Bournemouth University students are working alongside conservation experts on an EU-wide project to understand the migration habits of wild salmon and sea trout in the river Frome in Dorset, where the salmon population has been monitored for nearly 50 years.
The prevalence of wild salmon and sea trout in UK rivers has been on a drastic decline, and BU students have been working as a part of the Salmonid Management Round the Channel (SAMARCH) Project team to understand the issue and what conservation and management activities could take place to ensure their long-term survival.
The Interreg-funded project is being led in the UK by the Game & Wildlife Conservation Trust, with BU working alongside the Environment Agency, University of Exeter and Salmon & Trout Conservation and five French partners on the project. Students have been tagging wild salmon and trout in the River Frome in Dorset in order to track migration habits over time to understand migration patterns and those returning to the rivers each winter. The tags are the same small tags that a vet would insert into a dog or cat to identify individuals.
SAMARCH has a budget of nine million Euros across six years (2017-2023), 69% of which is provided through the EU’s Interreg Channel VA programme to provide transferable scientific evidence to inform the management of salmon and sea trout in coastal waters on both the French and English sides of the Channel and to improve salmon stock assessment tools.

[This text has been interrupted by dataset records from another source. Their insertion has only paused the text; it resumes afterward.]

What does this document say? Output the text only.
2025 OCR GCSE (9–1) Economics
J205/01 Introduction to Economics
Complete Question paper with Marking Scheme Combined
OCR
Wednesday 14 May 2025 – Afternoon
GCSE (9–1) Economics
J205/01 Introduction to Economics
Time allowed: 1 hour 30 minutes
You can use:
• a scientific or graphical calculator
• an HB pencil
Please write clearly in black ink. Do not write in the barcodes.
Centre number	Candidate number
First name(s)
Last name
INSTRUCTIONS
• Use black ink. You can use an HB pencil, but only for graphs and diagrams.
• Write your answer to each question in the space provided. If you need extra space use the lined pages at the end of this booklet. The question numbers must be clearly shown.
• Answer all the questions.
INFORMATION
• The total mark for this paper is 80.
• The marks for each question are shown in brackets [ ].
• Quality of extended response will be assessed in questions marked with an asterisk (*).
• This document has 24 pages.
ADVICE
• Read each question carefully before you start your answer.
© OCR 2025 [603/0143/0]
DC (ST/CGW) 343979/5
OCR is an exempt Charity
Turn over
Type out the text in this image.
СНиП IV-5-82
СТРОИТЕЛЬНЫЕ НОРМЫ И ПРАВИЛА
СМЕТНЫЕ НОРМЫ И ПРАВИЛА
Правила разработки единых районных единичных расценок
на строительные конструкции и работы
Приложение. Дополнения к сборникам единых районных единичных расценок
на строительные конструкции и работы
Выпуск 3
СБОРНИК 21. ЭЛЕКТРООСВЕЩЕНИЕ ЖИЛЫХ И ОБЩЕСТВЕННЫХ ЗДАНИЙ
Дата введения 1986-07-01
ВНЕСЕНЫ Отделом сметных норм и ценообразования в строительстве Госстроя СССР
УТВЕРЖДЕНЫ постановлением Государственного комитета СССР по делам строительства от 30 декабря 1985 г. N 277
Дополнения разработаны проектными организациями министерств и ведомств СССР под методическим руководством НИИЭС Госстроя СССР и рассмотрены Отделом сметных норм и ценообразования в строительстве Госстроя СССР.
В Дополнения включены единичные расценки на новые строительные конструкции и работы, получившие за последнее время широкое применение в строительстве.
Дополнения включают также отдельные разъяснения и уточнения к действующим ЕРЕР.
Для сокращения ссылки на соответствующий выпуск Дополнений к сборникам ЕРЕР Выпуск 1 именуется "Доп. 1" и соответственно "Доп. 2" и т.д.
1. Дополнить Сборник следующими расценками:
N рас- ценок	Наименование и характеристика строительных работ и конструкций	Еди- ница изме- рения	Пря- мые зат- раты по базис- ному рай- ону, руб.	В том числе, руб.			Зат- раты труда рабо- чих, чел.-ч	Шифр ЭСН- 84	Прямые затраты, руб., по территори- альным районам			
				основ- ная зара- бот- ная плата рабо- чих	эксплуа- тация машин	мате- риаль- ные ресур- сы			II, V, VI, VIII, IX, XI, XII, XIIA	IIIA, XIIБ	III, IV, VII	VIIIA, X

Students on BU’s Life & Environmental Sciences courses have been working alongside experts to catch young salmon and trout to be tagged, recording data about their size, weight, prevalence and habitat use in rivers to contribute to international research alongside their studies.
Dylan Roberts, Head of Fisheries at the Game & Wildlife Conservation Trust said, “Salmon are in huge difficulty, numbers of adult salmon returning to our rivers have declined by 70-80% over the last 40 years, so they are in huge trouble. We need to monitor the numbers to see how the populations are doing and why they are declining, there is a lot of work to understand it. We use many students who are a crucial part of our work as we run two teams of seven people for nearly four weeks each September and thus require at least 10 students over that time. Without the hands-on help of Bournemouth University students, we couldn’t do it.”
Professor Genoveva Esteban at Bournemouth University, said, “It is essential that the students gain hands-on experience in environmental conservation alongside their studies at university, to understand the issues they are being taught in practice, and to learn how to fully understand the problems we face and embed conservation techniques.
“Our students have a real passion for protecting and preserving a sustainable environment, and this practical experience allows them to roll up their sleeves and help to make a difference in a project that will have international ramifications. It means they can make a difference to the environment around them while they study, and it gives them the skills they need for their future careers too.”